# Cheat sheet for Shelter from the Storm



## Truename (Jan 16, 2011)

As a mostly sandbox adventure, Shelter from the Storm is pretty complex. To understand it better, I made a cheat sheet detailing each of the episodes in the adventure and where they fit together. I thought I'd share it here in case anybody else found it useful, too.

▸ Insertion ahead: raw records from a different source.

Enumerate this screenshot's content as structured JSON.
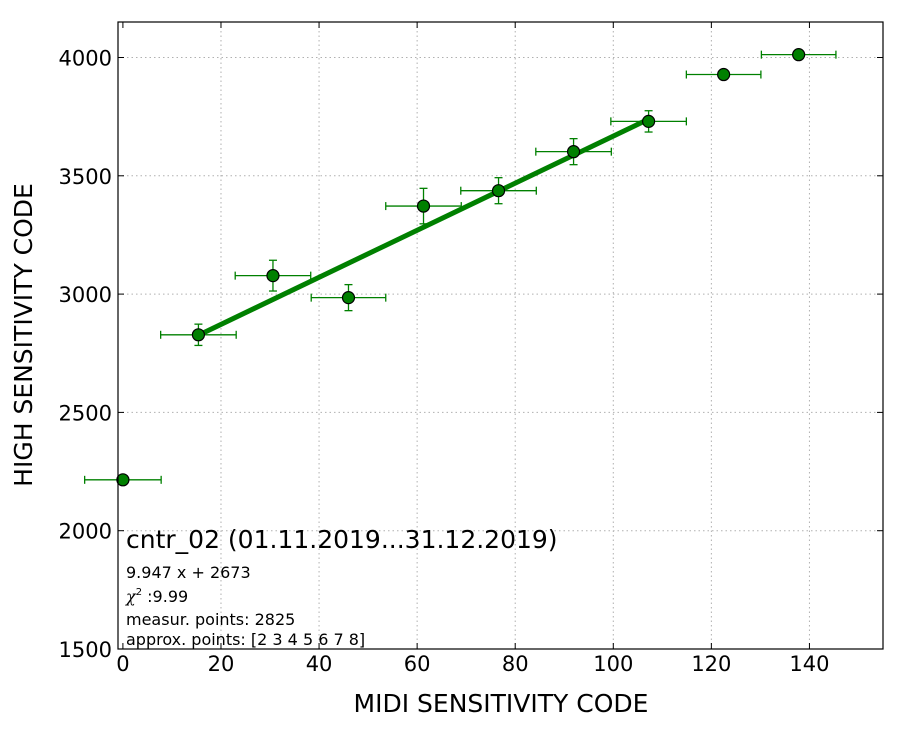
{
  "chart_data": {
    "type": "scatter",
    "title": "",
    "xlabel": "MIDI SENSITIVITY CODE",
    "ylabel": "HIGH SENSITIVITY CODE",
    "xlim": [
      -1,
      155
    ],
    "ylim": [
      1500,
      4150
    ],
    "xticks": [
      0,
      20,
      40,
      60,
      80,
      100,
      120,
      140
    ],
    "yticks": [
      1500,
      2000,
      2500,
      3000,
      3500,
      4000
    ],
    "grid": true,
    "points": [
      {
        "x": 0.0,
        "y": 2215,
        "xerr": 7.8,
        "yerr": 0
      },
      {
        "x": 15.4,
        "y": 2828,
        "xerr": 7.7,
        "yerr": 45
      },
      {
        "x": 30.6,
        "y": 3078,
        "xerr": 7.7,
        "yerr": 65
      },
      {
        "x": 46.0,
        "y": 2985,
        "xerr": 7.6,
        "yerr": 55
      },
      {
        "x": 61.3,
        "y": 3372,
        "xerr": 7.7,
        "yerr": 75
      },
      {
        "x": 76.6,
        "y": 3437,
        "xerr": 7.7,
        "yerr": 55
      },
      {
        "x": 91.9,
        "y": 3602,
        "xerr": 7.7,
        "yerr": 55
      },
      {
        "x": 107.2,
        "y": 3730,
        "xerr": 7.7,
        "yerr": 45
      },
      {
        "x": 122.5,
        "y": 3928,
        "xerr": 7.6,
        "yerr": 15
      },
      {
        "x": 137.8,
        "y": 4012,
        "xerr": 7.6,
        "yerr": 10
      }
    ],
    "fit": {
      "slope": 9.947,
      "intercept": 2673,
      "x_range": [
        15.4,
        107.2
      ]
    },
    "colors": {
      "marker": "#008000",
      "fit_line": "#008000",
      "error_bar": "#008000",
      "marker_edge": "#000000"
    }
  },
  "annotations": {
    "title": "cntr_02 (01.11.2019...31.12.2019)",
    "equation": "9.947 x + 2673",
    "chi_symbol": "χ",
    "chi_exp": "2",
    "chi_value": " :9.99",
    "measur_points": "measur. points: 2825",
    "approx_points": "approx. points: [2 3 4 5 6 7 8]"
  }
}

_Updated, 23 Jan:_ Changed bullets to check-boxes and tweaked some of the descriptions.
_
Updated, 14 Mar:_ Added treasure parcel and encounter icons.


----------



## UnknownAtThisTime (Jan 16, 2011)

Thanks, I think you did something similar for Fire Forest.  Much appreciated.


----------



## RangerWickett (Jan 16, 2011)

I like it. I'll make sure to include something like this in all the ZEITGEIST adventures.


----------



## KidSnide (Jan 17, 2011)

Very helpful.  Whenever you have a complicated adventure, it is always nice to have an outline that explains how the individual encounters fit together.

-KS

P.S.  Apparently, I must spread XP around...


----------



## Truename (Jan 23, 2011)

I've uploaded a new version with some minor changes. The biggest change is switching the bullets to check-boxes so you can mark off each episode as it's finished. I also tweaked some of the episode descriptions.


----------



## bristlesage (Feb 27, 2011)

Truename, thanks so much for this.  I've never DM'd before and only starting playing D&D last year, so my brain was overheating trying to figure out how to get the encounters in.  This is so helpful!


----------



## Zinovia (Feb 28, 2011)

This would have been very useful to have had when I ran Shelter, and I'm sure lots of people will get use out of it, thanks.  I will take a look at adventure 5, which we should start next session (in a month )and put something like this together for it, although that one is more linear IIRC.  Keeping track of everything can be tough in any of the modules with a lot of optional encounters.


----------



## Truename (Mar 15, 2011)

I've uploaded another new version (see OP) that has little icons for encounters and treasure parcels. I'm in Act II of the adventure right now and it's helpful to know how much combat each episode has when I'm planning sessions.


----------